Combien de personnes, de cœurs et d'esprits n'ont-ils pas eu à connaître les affres douloureuses d'une remise en cause totale d'actes accomplis à l'occasion de l'exercice de leurs fonctions ou de la réalisation de leurs passions fonctionnelles ? La situation qui sévissait dans le monopole de l'Etat dans ces années de socialisme spécifique faisait jaser plus d'un sur la faillite de la société nationale ou de l'entreprise publique. Les lois sociales des mêmes années étaient perçues généralement comme une panacée à la régression économique qui menaçaient, disait-on, tant l'avenir du pays. Et c'est ainsi qu'une nouvelle race de quêteurs de fonds par un esprit mercantile goinfre et irrésistible, se voyaient devenir des maîtres incontestés de la nouvelle configuration du marché tant national que des bribes que leur offrait un monopole abattu à bout portant. L'investissement privé à l'époque a failli, à la limite, être qualifié de kofr, l'importation d'atteinte au fondement de l'économie nationale. La simple idée de réfléchir sur un projet mettant en valeur une si petite unité de production pouvait s'assimiler à une grave entorse au principe de la propriété non exploitante. Petit à petit, tout s'est englouti avec la restructuration, dans ses abîmes desquels l'on ne voit plus la croissance ou l'embellie financière générale. D'où le recul de l'effort et du travail. La classe sociale restreinte et privilégiée nouvellement mise en route tend par ses « relais » partisans à se mettre dans le cœur du pays. Changer un monopole par un autre et en toute facilité n'est qu'une duperie d'une ouverture mal entamée. C'est à l'effort seul et scellé au travail acharné que doit revenir toute place de privilège. L'Etat n'a pas à créer des groupes plus qu'il ne doit mettre sa tête dans le maintien de ce que le peuple a créé.

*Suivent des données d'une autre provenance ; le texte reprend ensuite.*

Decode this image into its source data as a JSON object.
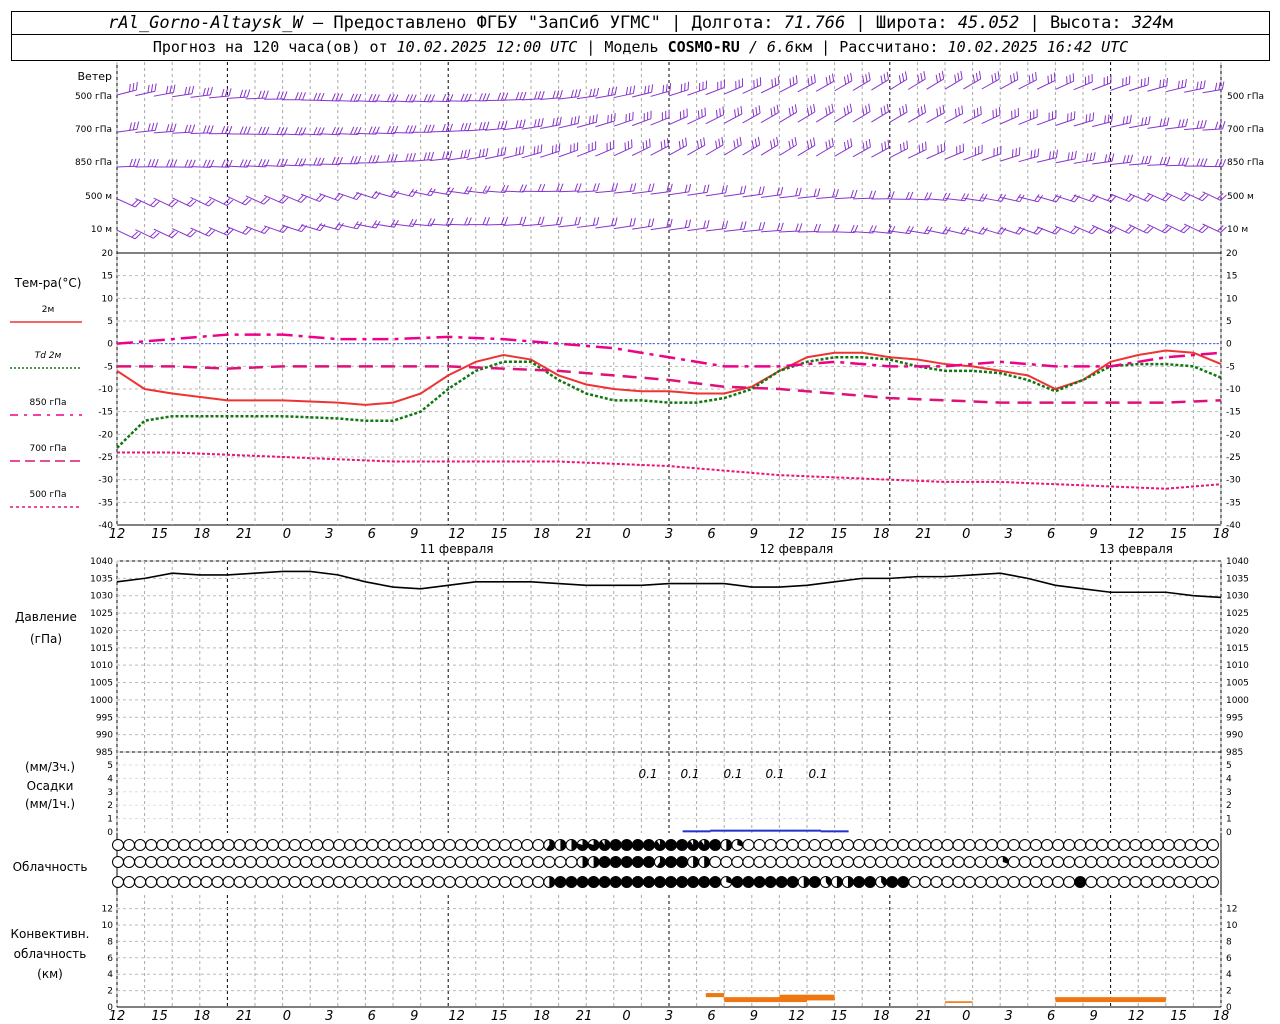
{
  "header": {
    "station": "rAl_Gorno-Altaysk_W",
    "dash": "–",
    "provider": "Предоставлено ФГБУ \"ЗапСиб УГМС\"",
    "lon_label": "Долгота:",
    "lon_value": "71.766",
    "lat_label": "Широта:",
    "lat_value": "45.052",
    "alt_label": "Высота:",
    "alt_value": "324",
    "alt_unit": "м",
    "forecast_label": "Прогноз на 120 часа(ов) от",
    "forecast_time": "10.02.2025 12:00 UTC",
    "model_label": "Модель",
    "model_value": "COSMO-RU",
    "model_res": "/ 6.6",
    "model_res_unit": "км",
    "calc_label": "Рассчитано:",
    "calc_time": "10.02.2025 16:42 UTC"
  },
  "time_axis": {
    "hour_labels": [
      "12",
      "15",
      "18",
      "21",
      "0",
      "3",
      "6",
      "9",
      "12",
      "15",
      "18",
      "21",
      "0",
      "3",
      "6",
      "9",
      "12",
      "15",
      "18",
      "21",
      "0",
      "3",
      "6",
      "9",
      "12",
      "15",
      "18"
    ],
    "date_labels": [
      {
        "text": "11 февраля",
        "at_tick": 8
      },
      {
        "text": "12 февраля",
        "at_tick": 16
      },
      {
        "text": "13 февраля",
        "at_tick": 24
      }
    ]
  },
  "panels": {
    "wind": {
      "title": "Ветер",
      "levels": [
        "500 гПа",
        "700 гПа",
        "850 гПа",
        "500 м",
        "10 м"
      ]
    },
    "temperature": {
      "title": "Тем-ра(°С)",
      "legend": [
        "2м",
        "Td 2м",
        "850 гПа",
        "700 гПа",
        "500 гПа"
      ],
      "ticks": [
        "20",
        "15",
        "10",
        "5",
        "0",
        "-5",
        "-10",
        "-15",
        "-20",
        "-25",
        "-30",
        "-35",
        "-40"
      ]
    },
    "pressure": {
      "title_line1": "Давление",
      "title_line2": "(гПа)",
      "ticks": [
        "1040",
        "1035",
        "1030",
        "1025",
        "1020",
        "1015",
        "1010",
        "1005",
        "1000",
        "995",
        "990",
        "985"
      ]
    },
    "precip": {
      "title_line1": "(мм/3ч.)",
      "title_line2": "Осадки",
      "title_line3": "(мм/1ч.)",
      "ticks": [
        "5",
        "4",
        "3",
        "2",
        "1",
        "0"
      ],
      "annotations": [
        "0.1",
        "0.1",
        "0.1",
        "0.1",
        "0.1"
      ]
    },
    "cloud": {
      "title": "Облачность"
    },
    "convective": {
      "title_line1": "Конвективн.",
      "title_line2": "облачность",
      "title_line3": "(км)",
      "ticks": [
        "12",
        "10",
        "8",
        "6",
        "4",
        "2",
        "0"
      ]
    }
  },
  "colors": {
    "t2m": "#ee3333",
    "td2m": "#117711",
    "t850": "#ee0088",
    "t700": "#dd1177",
    "t500": "#ee1177",
    "wind": "#8833cc",
    "pressure": "#000000",
    "precip": "#2233cc",
    "convective": "#ee7711",
    "zero_line": "#2244ff"
  },
  "chart_data": [
    {
      "type": "line",
      "title": "Тем-ра(°С)",
      "x_unit": "hours since 10.02.2025 12:00 UTC",
      "ylim": [
        -40,
        20
      ],
      "series": [
        {
          "name": "2м",
          "x": [
            0,
            3,
            6,
            12,
            18,
            24,
            27,
            30,
            33,
            36,
            39,
            42,
            45,
            48,
            51,
            54,
            57,
            60,
            63,
            66,
            69,
            72,
            75,
            78,
            81,
            84,
            87,
            90,
            93,
            96,
            99,
            102,
            105,
            108,
            111,
            114,
            117,
            120
          ],
          "values": [
            -6,
            -10,
            -11,
            -12.5,
            -12.5,
            -13,
            -13.5,
            -13,
            -11,
            -7,
            -4,
            -2.5,
            -3.5,
            -7,
            -9,
            -10,
            -10.5,
            -10.5,
            -11,
            -11,
            -9.5,
            -6,
            -3,
            -2,
            -2,
            -3,
            -3.5,
            -4.5,
            -5,
            -6,
            -7,
            -10,
            -8,
            -4,
            -2.5,
            -1.5,
            -2,
            -4.5
          ]
        },
        {
          "name": "Td 2м",
          "x": [
            0,
            3,
            6,
            12,
            18,
            24,
            27,
            30,
            33,
            36,
            39,
            42,
            45,
            48,
            51,
            54,
            57,
            60,
            63,
            66,
            69,
            72,
            75,
            78,
            81,
            84,
            87,
            90,
            93,
            96,
            99,
            102,
            105,
            108,
            111,
            114,
            117,
            120
          ],
          "values": [
            -23,
            -17,
            -16,
            -16,
            -16,
            -16.5,
            -17,
            -17,
            -15,
            -10,
            -6,
            -4,
            -4,
            -8,
            -11,
            -12.5,
            -12.5,
            -13,
            -13,
            -12,
            -10,
            -6,
            -4,
            -3,
            -3,
            -3.5,
            -5,
            -6,
            -6,
            -6.5,
            -8,
            -10.5,
            -8,
            -5,
            -4.5,
            -4.5,
            -5,
            -7.5
          ]
        },
        {
          "name": "850 гПа",
          "x": [
            0,
            6,
            12,
            18,
            24,
            30,
            36,
            42,
            48,
            54,
            60,
            66,
            72,
            78,
            84,
            90,
            96,
            102,
            108,
            114,
            120
          ],
          "values": [
            0,
            1,
            2,
            2,
            1,
            1,
            1.5,
            1,
            0,
            -1,
            -3,
            -5,
            -5,
            -4,
            -5,
            -5,
            -4,
            -5,
            -5,
            -3,
            -2
          ]
        },
        {
          "name": "700 гПа",
          "x": [
            0,
            6,
            12,
            18,
            24,
            30,
            36,
            42,
            48,
            54,
            60,
            66,
            72,
            78,
            84,
            90,
            96,
            102,
            108,
            114,
            120
          ],
          "values": [
            -5,
            -5,
            -5.5,
            -5,
            -5,
            -5,
            -5,
            -5.5,
            -6,
            -7,
            -8,
            -9.5,
            -10,
            -11,
            -12,
            -12.5,
            -13,
            -13,
            -13,
            -13,
            -12.5
          ]
        },
        {
          "name": "500 гПа",
          "x": [
            0,
            6,
            12,
            18,
            24,
            30,
            36,
            42,
            48,
            54,
            60,
            66,
            72,
            78,
            84,
            90,
            96,
            102,
            108,
            114,
            120
          ],
          "values": [
            -24,
            -24,
            -24.5,
            -25,
            -25.5,
            -26,
            -26,
            -26,
            -26,
            -26.5,
            -27,
            -28,
            -29,
            -29.5,
            -30,
            -30.5,
            -30.5,
            -31,
            -31.5,
            -32,
            -31
          ]
        }
      ]
    },
    {
      "type": "line",
      "title": "Давление (гПа)",
      "ylim": [
        985,
        1040
      ],
      "series": [
        {
          "name": "Давление",
          "x": [
            0,
            3,
            6,
            9,
            12,
            15,
            18,
            21,
            24,
            27,
            30,
            33,
            36,
            39,
            42,
            45,
            48,
            51,
            54,
            57,
            60,
            63,
            66,
            69,
            72,
            75,
            78,
            81,
            84,
            87,
            90,
            93,
            96,
            99,
            102,
            105,
            108,
            111,
            114,
            117,
            120
          ],
          "values": [
            1034,
            1035,
            1036.5,
            1036,
            1036,
            1036.5,
            1037,
            1037,
            1036,
            1034,
            1032.5,
            1032,
            1033,
            1034,
            1034,
            1034,
            1033.5,
            1033,
            1033,
            1033,
            1033.5,
            1033.5,
            1033.5,
            1032.5,
            1032.5,
            1033,
            1034,
            1035,
            1035,
            1035.5,
            1035.5,
            1036,
            1036.5,
            1035,
            1033,
            1032,
            1031,
            1031,
            1031,
            1030,
            1029.5
          ]
        }
      ]
    },
    {
      "type": "bar",
      "title": "Осадки (мм/3ч.)",
      "ylim": [
        0,
        5
      ],
      "x": [
        63,
        66,
        69,
        72,
        75,
        78
      ],
      "values": [
        0.05,
        0.1,
        0.1,
        0.1,
        0.1,
        0.05
      ]
    },
    {
      "type": "bar",
      "title": "Конвективн. облачность (км)",
      "ylim": [
        0,
        13
      ],
      "segments": [
        {
          "x0": 64,
          "x1": 66,
          "base": 1.2,
          "top": 1.7
        },
        {
          "x0": 66,
          "x1": 75,
          "base": 0.6,
          "top": 1.2
        },
        {
          "x0": 72,
          "x1": 78,
          "base": 0.8,
          "top": 1.5
        },
        {
          "x0": 90,
          "x1": 93,
          "base": 0.5,
          "top": 0.7
        },
        {
          "x0": 102,
          "x1": 114,
          "base": 0.6,
          "top": 1.2
        }
      ]
    }
  ],
  "clouds": {
    "rows": 3,
    "step_hours": 1,
    "rows_values_note": "coverage fraction 0..1 per hour",
    "row1": [
      [
        0,
        0
      ],
      [
        46,
        0.6
      ],
      [
        48,
        0.5
      ],
      [
        50,
        0.8
      ],
      [
        52,
        0.9
      ],
      [
        54,
        1
      ],
      [
        58,
        0.9
      ],
      [
        60,
        1
      ],
      [
        62,
        0.9
      ],
      [
        64,
        1
      ],
      [
        66,
        0.5
      ],
      [
        67,
        0.3
      ],
      [
        68,
        0
      ],
      [
        120,
        0
      ]
    ],
    "row2": [
      [
        0,
        0
      ],
      [
        50,
        0.5
      ],
      [
        52,
        1
      ],
      [
        58,
        0.6
      ],
      [
        60,
        1
      ],
      [
        62,
        0.5
      ],
      [
        64,
        0
      ],
      [
        96,
        0.3
      ],
      [
        97,
        0
      ],
      [
        120,
        0
      ]
    ],
    "row3": [
      [
        0,
        0
      ],
      [
        46,
        0.5
      ],
      [
        47,
        0.3
      ],
      [
        48,
        1
      ],
      [
        66,
        0.3
      ],
      [
        67,
        1
      ],
      [
        74,
        0.5
      ],
      [
        75,
        1
      ],
      [
        76,
        0.4
      ],
      [
        78,
        0.5
      ],
      [
        80,
        1
      ],
      [
        82,
        0.4
      ],
      [
        84,
        1
      ],
      [
        86,
        0
      ],
      [
        104,
        1
      ],
      [
        105,
        0
      ],
      [
        120,
        0
      ]
    ]
  }
}
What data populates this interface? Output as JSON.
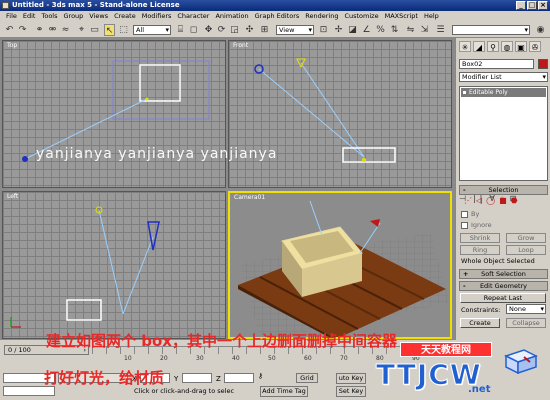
{
  "window": {
    "title": "Untitled - 3ds max 5 - Stand-alone License",
    "controls": [
      "_",
      "□",
      "×"
    ]
  },
  "menu": [
    "File",
    "Edit",
    "Tools",
    "Group",
    "Views",
    "Create",
    "Modifiers",
    "Character",
    "Animation",
    "Graph Editors",
    "Rendering",
    "Customize",
    "MAXScript",
    "Help"
  ],
  "toolbar": {
    "selection_filter": "All",
    "coord_system": "View"
  },
  "viewports": {
    "top": "Top",
    "front": "Front",
    "left": "Left",
    "camera": "Camera01"
  },
  "watermark": "yanjianya yanjianya yanjianya",
  "command_panel": {
    "object_name": "Box02",
    "object_color": "#c01818",
    "modifier_list": "Modifier List",
    "stack_item": "Editable Poly",
    "selection_rollout": "Selection",
    "by_vertex": "By",
    "ignore_backfacing": "Ignore",
    "shrink": "Shrink",
    "grow": "Grow",
    "ring": "Ring",
    "loop": "Loop",
    "selection_status": "Whole Object Selected",
    "soft_selection_rollout": "Soft Selection",
    "edit_geometry_rollout": "Edit Geometry",
    "repeat_last": "Repeat Last",
    "constraints_label": "Constraints:",
    "constraints_value": "None",
    "create": "Create",
    "collapse": "Collapse"
  },
  "timeline": {
    "frame_display": "0 / 100",
    "tick_labels": [
      "10",
      "20",
      "30",
      "40",
      "50",
      "60",
      "70",
      "80",
      "90"
    ]
  },
  "status": {
    "coord_label_x": "X",
    "coord_label_y": "Y",
    "coord_label_z": "Z",
    "grid": "Grid",
    "auto_key": "uto Key",
    "set_key": "Set Key",
    "prompt": "Click or click-and-drag to selec",
    "add_time_tag": "Add Time Tag"
  },
  "captions": {
    "line1": "建立如图两个 box，其中一个上边删面删掉中间容器",
    "line2": "打好灯光，给材质"
  },
  "logo": {
    "top": "天天教程网",
    "main": "TTJCW",
    "sub": ".net"
  }
}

L'on ne se soucie point de penser que chaque force économique dissimule à travers l'octroi de crédits une force politique et vice-versa. Le mythe de qui donne à qui d'entre l'argent et le pouvoir n'est plus à démontrer. Lorsqu'un ex-chef de gouvernement ne se trouve pas empêché de convoquer sa récente histoire, ses écoles et ses origines; l'on se dit que l'amnésie rend aveugle le plus perspicace. En 62, l'oligarchie avait un qualificatif. En 2015, on lui lance de bravos. Eu égard aux disparités qui loin de le désunir, élargissant tout de même son incohérence idéologique, Ouyahia semble réagir par mandat. Un rassemblement national est une noble idée et non pas une succursale d'un forum d'entreprises. Alors oligarchie ou pas, le sou est déjà pris.